KNAST

Damals - Heute

 

In den 36 Jahren, die seit Burkhard Driests Inhaftierung vergangen sind, hat sich im deutschen Strafvollzug vieles geändert, einiges ist noch so wie damals.

Der Knast heißt nicht mehr Zuchthaus, sondern Justizvollzugsanstalt (JVA), und auch in anderen Bereichen gibt es Fortschritte: Die Arbeit und der Verdienst, das Freizeitangebot und die hygienischen Bedingungen. Recht und Pflichten der Gefangenen sind im Strafvollzugsgesetz von 1976 geregelt. Aber es gibt immer noch die ungeschriebenen Gesetze der Knastwelt, auf der einen wie auf der anderen Seite der Gitterstäbe.

 

Wir wollen einen kurzen Überblick über die wichtigsten Lebensbereiche einer Justizvollzugsanstalt geben und dabei die Unterschiede zwischen der Driest-Zeit (1965) und heute aufzeigen.

Dazu muß allerdings gesagt werden, dass es auch heute noch ganz erhebliche Unterschiede zwischen den verschiedenen Vollzugsanstalten gibt, die bestimmt werden von der Haftart (z.B. Untersuchungshaft oder Langstrafenvollzug) und von den politischen Vorgaben (Nord-Süd-Gefälle).

 

1.Arbeit

 

Die Arbeiten zu der seiner Zeit die Gefangenen angehalten waren, haben sich bis heute kaum geändert.

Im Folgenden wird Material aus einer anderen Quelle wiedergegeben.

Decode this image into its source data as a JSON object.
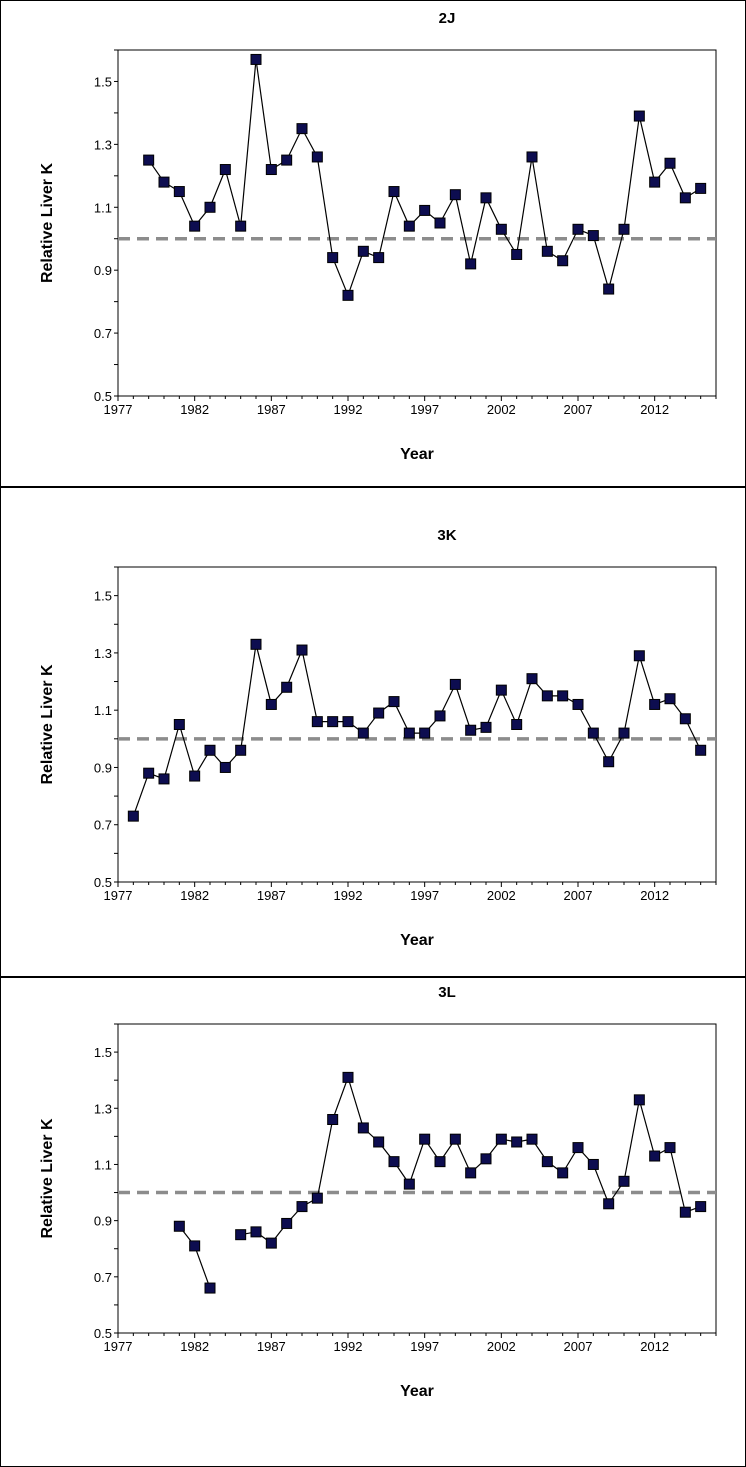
{
  "chart_data": [
    {
      "type": "line",
      "title": "2J",
      "xlabel": "Year",
      "ylabel": "Relative Liver K",
      "xlim": [
        1977,
        2016
      ],
      "ylim": [
        0.5,
        1.6
      ],
      "xticks": [
        "1977",
        "1982",
        "1987",
        "1992",
        "1997",
        "2002",
        "2007",
        "2012"
      ],
      "yticks": [
        "0.5",
        "0.7",
        "0.9",
        "1.1",
        "1.3",
        "1.5"
      ],
      "reference_line": 1.0,
      "grid": false,
      "legend": "none",
      "colors": {
        "marker": "#0d0d50",
        "line": "#000000",
        "reference": "#8c8c8c"
      },
      "x": [
        1979,
        1980,
        1981,
        1982,
        1983,
        1984,
        1985,
        1986,
        1987,
        1988,
        1989,
        1990,
        1991,
        1992,
        1993,
        1994,
        1995,
        1996,
        1997,
        1998,
        1999,
        2000,
        2001,
        2002,
        2003,
        2004,
        2005,
        2006,
        2007,
        2008,
        2009,
        2010,
        2011,
        2012,
        2013,
        2014,
        2015
      ],
      "y": [
        1.25,
        1.18,
        1.15,
        1.04,
        1.1,
        1.22,
        1.04,
        1.57,
        1.22,
        1.25,
        1.35,
        1.26,
        0.94,
        0.82,
        0.96,
        0.94,
        1.15,
        1.04,
        1.09,
        1.05,
        1.14,
        0.92,
        1.13,
        1.03,
        0.95,
        1.26,
        0.96,
        0.93,
        1.03,
        1.01,
        0.84,
        1.03,
        1.39,
        1.18,
        1.24,
        1.13,
        1.16
      ]
    },
    {
      "type": "line",
      "title": "3K",
      "xlabel": "Year",
      "ylabel": "Relative Liver K",
      "xlim": [
        1977,
        2016
      ],
      "ylim": [
        0.5,
        1.6
      ],
      "xticks": [
        "1977",
        "1982",
        "1987",
        "1992",
        "1997",
        "2002",
        "2007",
        "2012"
      ],
      "yticks": [
        "0.5",
        "0.7",
        "0.9",
        "1.1",
        "1.3",
        "1.5"
      ],
      "reference_line": 1.0,
      "grid": false,
      "legend": "none",
      "colors": {
        "marker": "#0d0d50",
        "line": "#000000",
        "reference": "#8c8c8c"
      },
      "x": [
        1978,
        1979,
        1980,
        1981,
        1982,
        1983,
        1984,
        1985,
        1986,
        1987,
        1988,
        1989,
        1990,
        1991,
        1992,
        1993,
        1994,
        1995,
        1996,
        1997,
        1998,
        1999,
        2000,
        2001,
        2002,
        2003,
        2004,
        2005,
        2006,
        2007,
        2008,
        2009,
        2010,
        2011,
        2012,
        2013,
        2014,
        2015
      ],
      "y": [
        0.73,
        0.88,
        0.86,
        1.05,
        0.87,
        0.96,
        0.9,
        0.96,
        1.33,
        1.12,
        1.18,
        1.31,
        1.06,
        1.06,
        1.06,
        1.02,
        1.09,
        1.13,
        1.02,
        1.02,
        1.08,
        1.19,
        1.03,
        1.04,
        1.17,
        1.05,
        1.21,
        1.15,
        1.15,
        1.12,
        1.02,
        0.92,
        1.02,
        1.29,
        1.12,
        1.14,
        1.07,
        0.96
      ]
    },
    {
      "type": "line",
      "title": "3L",
      "xlabel": "Year",
      "ylabel": "Relative Liver K",
      "xlim": [
        1977,
        2016
      ],
      "ylim": [
        0.5,
        1.6
      ],
      "xticks": [
        "1977",
        "1982",
        "1987",
        "1992",
        "1997",
        "2002",
        "2007",
        "2012"
      ],
      "yticks": [
        "0.5",
        "0.7",
        "0.9",
        "1.1",
        "1.3",
        "1.5"
      ],
      "reference_line": 1.0,
      "grid": false,
      "legend": "none",
      "colors": {
        "marker": "#0d0d50",
        "line": "#000000",
        "reference": "#8c8c8c"
      },
      "x": [
        1981,
        1982,
        1983,
        1984,
        1985,
        1986,
        1987,
        1988,
        1989,
        1990,
        1991,
        1992,
        1993,
        1994,
        1995,
        1996,
        1997,
        1998,
        1999,
        2000,
        2001,
        2002,
        2003,
        2004,
        2005,
        2006,
        2007,
        2008,
        2009,
        2010,
        2011,
        2012,
        2013,
        2014,
        2015
      ],
      "y": [
        0.88,
        0.81,
        0.66,
        null,
        0.85,
        0.86,
        0.82,
        0.89,
        0.95,
        0.98,
        1.26,
        1.41,
        1.23,
        1.18,
        1.11,
        1.03,
        1.19,
        1.11,
        1.19,
        1.07,
        1.12,
        1.19,
        1.18,
        1.19,
        1.11,
        1.07,
        1.16,
        1.1,
        0.96,
        1.04,
        1.33,
        1.13,
        1.16,
        0.93,
        0.95
      ]
    }
  ]
}
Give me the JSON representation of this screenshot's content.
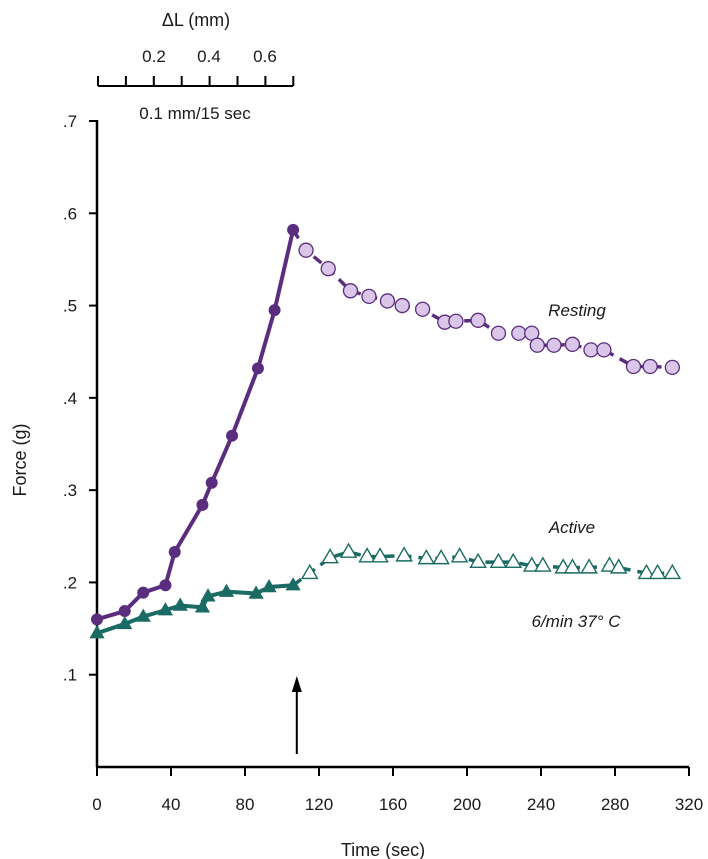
{
  "chart_data": {
    "type": "line",
    "xlabel": "Time (sec)",
    "ylabel": "Force (g)",
    "xlim": [
      0,
      320
    ],
    "ylim": [
      0,
      0.7
    ],
    "x_ticks": [
      0,
      40,
      80,
      120,
      160,
      200,
      240,
      280,
      320
    ],
    "x_tick_labels": [
      "0",
      "40",
      "80",
      "120",
      "160",
      "200",
      "240",
      "280",
      "320"
    ],
    "y_ticks": [
      0.1,
      0.2,
      0.3,
      0.4,
      0.5,
      0.6,
      0.7
    ],
    "y_tick_labels": [
      ".1",
      ".2",
      ".3",
      ".4",
      ".5",
      ".6",
      ".7"
    ],
    "grid": false,
    "series": [
      {
        "name": "Resting",
        "color": "#5b2d7e",
        "fill_color": "#d9c6e8",
        "marker": "circle",
        "segments": [
          {
            "style": "solid",
            "x": [
              0,
              15,
              25,
              37,
              42,
              57,
              62,
              73,
              87,
              96,
              106
            ],
            "y": [
              0.16,
              0.169,
              0.189,
              0.197,
              0.233,
              0.284,
              0.308,
              0.359,
              0.432,
              0.495,
              0.582
            ]
          },
          {
            "style": "dashed",
            "x": [
              106,
              113,
              125,
              137,
              147,
              157,
              165,
              176,
              188,
              194,
              206,
              217,
              228,
              235,
              238,
              247,
              257,
              267,
              274,
              290,
              299,
              311
            ],
            "y": [
              0.582,
              0.56,
              0.54,
              0.516,
              0.51,
              0.505,
              0.5,
              0.496,
              0.482,
              0.483,
              0.484,
              0.47,
              0.47,
              0.47,
              0.457,
              0.457,
              0.458,
              0.452,
              0.452,
              0.434,
              0.434,
              0.433
            ]
          }
        ]
      },
      {
        "name": "Active",
        "color": "#1a6b63",
        "marker": "triangle",
        "segments": [
          {
            "style": "solid",
            "x": [
              0,
              15,
              25,
              37,
              45,
              57,
              60,
              70,
              86,
              93,
              106
            ],
            "y": [
              0.145,
              0.155,
              0.163,
              0.17,
              0.175,
              0.173,
              0.185,
              0.19,
              0.188,
              0.195,
              0.197
            ]
          },
          {
            "style": "dashed",
            "x": [
              106,
              115,
              126,
              136,
              146,
              153,
              166,
              178,
              186,
              196,
              206,
              217,
              225,
              235,
              241,
              252,
              257,
              266,
              277,
              282,
              297,
              303,
              311
            ],
            "y": [
              0.197,
              0.21,
              0.227,
              0.233,
              0.228,
              0.228,
              0.229,
              0.226,
              0.226,
              0.228,
              0.222,
              0.222,
              0.222,
              0.218,
              0.218,
              0.216,
              0.216,
              0.216,
              0.218,
              0.216,
              0.21,
              0.21,
              0.21
            ]
          }
        ]
      }
    ],
    "annotations": {
      "resting_label": "Resting",
      "active_label": "Active",
      "condition": "6/min 37° C",
      "arrow_at_x": 108
    },
    "stretch_scale": {
      "title": "ΔL (mm)",
      "tick_labels": [
        "0.2",
        "0.4",
        "0.6"
      ],
      "rate_label": "0.1 mm/15 sec"
    }
  }
}
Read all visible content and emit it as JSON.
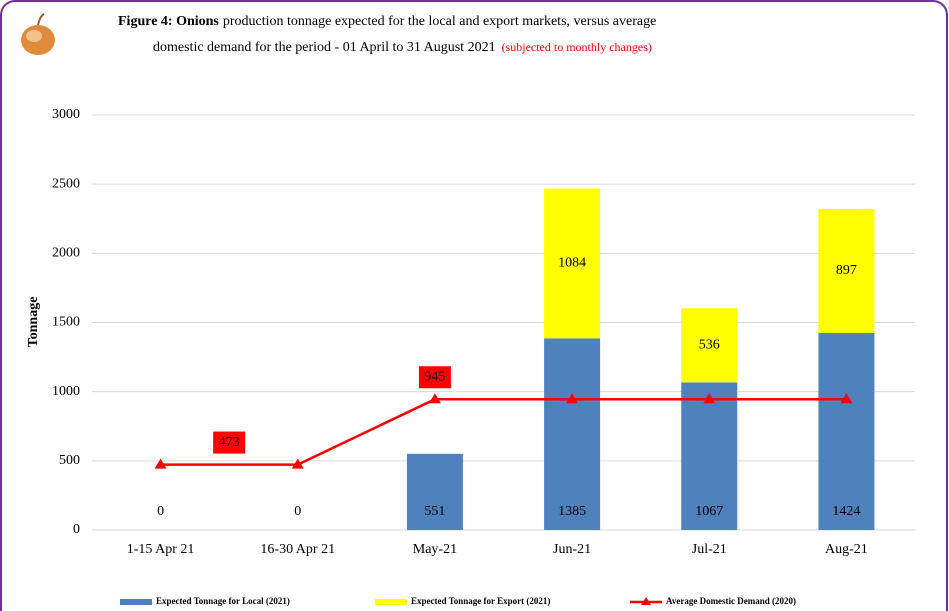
{
  "chart_data": {
    "type": "stacked-bar-line",
    "title_bold": "Figure 4: Onions",
    "title": "production tonnage expected for the local and export markets, versus average",
    "title_line2": "domestic demand for the period - 01 April to 31 August 2021",
    "subtitle": "(subjected to monthly changes)",
    "ylabel": "Tonnage",
    "categories": [
      "1-15 Apr 21",
      "16-30 Apr 21",
      "May-21",
      "Jun-21",
      "Jul-21",
      "Aug-21"
    ],
    "series": [
      {
        "name": "Expected Tonnage for Local (2021)",
        "color": "#4f81bd",
        "kind": "bar",
        "values": [
          0,
          0,
          551,
          1385,
          1067,
          1424
        ]
      },
      {
        "name": "Expected Tonnage for Export (2021)",
        "color": "#ffff00",
        "kind": "bar",
        "values": [
          null,
          null,
          null,
          1084,
          536,
          897
        ]
      },
      {
        "name": "Average Domestic Demand (2020)",
        "color": "#ff0000",
        "kind": "line",
        "values": [
          473,
          473,
          945,
          945,
          945,
          945
        ]
      }
    ],
    "ylim": [
      0,
      3000
    ],
    "yticks": [
      0,
      500,
      1000,
      1500,
      2000,
      2500,
      3000
    ],
    "grid": true
  }
}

Immer noch herrschen Pensum-Arbeiten (Akkord-Arbeiten) vor.

Immer noch ist der Gefangene zur Arbeit laut Strafvollzugsgesetz verpflichtet (§ 41 StVollzG)

Außenlager Lührsbockel um 1960

 

Unternehmerbetrieb der JVA Celle um 2000

 

2. Anwalt

 

Zur damaligen Zeit musste der Gefangene jeden Anwaltskontakt vorher beantragen und genehmigen lassen.

Mittlerweile ist es so, dass der Anwalt frei gewählt werden kann und auch eine tägliche Korrespondenz möglich ist. Ebenso kann jederzeit mit dem Anwalt telefonisch und unkontrolliert gesprochen werden.

 

3. Besuch/Außenkontakte

 

Die Besuche zu Zuchthauszeiten, die monatlich 30 Minuten betrugen, wären mit dem heutigen Verständnis von Resozialisierung nicht mehr zu vereinbaren.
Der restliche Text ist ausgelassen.